Please download
Malwarebytes Anti-Malware (v1.34) and save it to your desktop. Print out and follow the instructions
here for performaning a
Quick Scan in normal mode and check all items found for removal. When done, click the
Logs tab and copy/paste the contents of the new report in your next reply.
Note: If MBAM encounters a file that is difficult to remove, you may be asked to reboot your computer so it can proceed with disinfection. Regardless if prompted to restart the computer or not, please do so immediately. Failure to reboot normally (not into safe mode) will prevent MBAM from removing all the malware. MBAM may "make changes to your registry" as part of its disinfection routine. If using other security programs that detect registry changes (ie Spybot's Teatimer), they may interfere or alert you after scanning with MBAM. Temporarily disable such programs or permit them to allow the changes. Click this link to see a list of programs that should be disabled.If you cannot use the Internet or download any programs to the infected machine, you are going to need access to another computer (family member, friend, etc) with an Internet connection. Save
mbam-setup.exe to a flash (usb, pen, thumb, jump) drive or CD, transfer it to the infected machine, then install and run the program. If you cannot transfer to or install on the infected machine, try running the setup (installation) file directly from the flash drive or CD by double-clicking on
mbam-setup.exe so it will install on the hard drive.
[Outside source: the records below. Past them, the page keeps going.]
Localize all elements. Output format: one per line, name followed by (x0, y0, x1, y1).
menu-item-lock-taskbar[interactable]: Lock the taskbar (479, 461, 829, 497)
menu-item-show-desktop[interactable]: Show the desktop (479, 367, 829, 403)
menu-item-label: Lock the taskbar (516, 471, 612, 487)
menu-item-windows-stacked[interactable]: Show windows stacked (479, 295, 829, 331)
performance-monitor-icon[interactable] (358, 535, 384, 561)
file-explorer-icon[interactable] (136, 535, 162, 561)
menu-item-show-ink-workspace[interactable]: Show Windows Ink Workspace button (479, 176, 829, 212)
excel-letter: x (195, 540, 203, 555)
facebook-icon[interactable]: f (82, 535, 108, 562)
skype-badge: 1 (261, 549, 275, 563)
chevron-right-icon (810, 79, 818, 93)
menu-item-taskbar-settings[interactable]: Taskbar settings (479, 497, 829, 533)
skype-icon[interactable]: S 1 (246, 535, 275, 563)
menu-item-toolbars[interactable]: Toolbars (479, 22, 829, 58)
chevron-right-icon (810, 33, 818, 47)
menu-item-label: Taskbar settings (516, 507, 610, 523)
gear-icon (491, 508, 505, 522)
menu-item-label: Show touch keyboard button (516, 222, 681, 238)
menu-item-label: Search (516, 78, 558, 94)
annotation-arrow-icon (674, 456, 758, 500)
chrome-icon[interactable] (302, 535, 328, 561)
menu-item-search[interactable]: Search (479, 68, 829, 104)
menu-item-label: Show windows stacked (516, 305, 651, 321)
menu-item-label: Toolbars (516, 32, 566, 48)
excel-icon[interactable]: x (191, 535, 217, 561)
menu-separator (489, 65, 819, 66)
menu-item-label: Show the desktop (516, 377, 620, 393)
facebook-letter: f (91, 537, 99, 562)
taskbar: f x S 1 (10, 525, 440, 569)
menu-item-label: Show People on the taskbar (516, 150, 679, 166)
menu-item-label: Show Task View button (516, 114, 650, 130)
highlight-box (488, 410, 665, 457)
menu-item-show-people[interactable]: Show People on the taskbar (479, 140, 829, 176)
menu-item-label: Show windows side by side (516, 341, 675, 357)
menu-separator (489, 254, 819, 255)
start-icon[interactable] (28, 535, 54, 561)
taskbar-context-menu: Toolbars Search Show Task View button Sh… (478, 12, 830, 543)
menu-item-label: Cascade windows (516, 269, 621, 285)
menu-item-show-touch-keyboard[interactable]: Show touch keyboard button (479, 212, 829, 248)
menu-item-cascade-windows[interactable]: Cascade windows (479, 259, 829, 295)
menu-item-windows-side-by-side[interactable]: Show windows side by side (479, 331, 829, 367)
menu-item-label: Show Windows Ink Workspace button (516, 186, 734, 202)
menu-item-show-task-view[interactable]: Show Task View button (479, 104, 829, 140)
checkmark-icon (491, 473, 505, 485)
You will also need to manually
download the updates from another computer, save and transfer them to the infected machine. After installing MBAM, just double-click on
mbam-rules.exe to install the update.
Mbam-rules.exe is not updated daily. Another way to get the most current definitions is to update through MBAM's interface from a clean computer, copy the definitions (rules.ref) located in C:\Documents and Settings\All Users\Application Data\Malwarebytes\Malwarebytes' Anti-Malware from that system to a usb stick or CD and then copy it to the infected machine.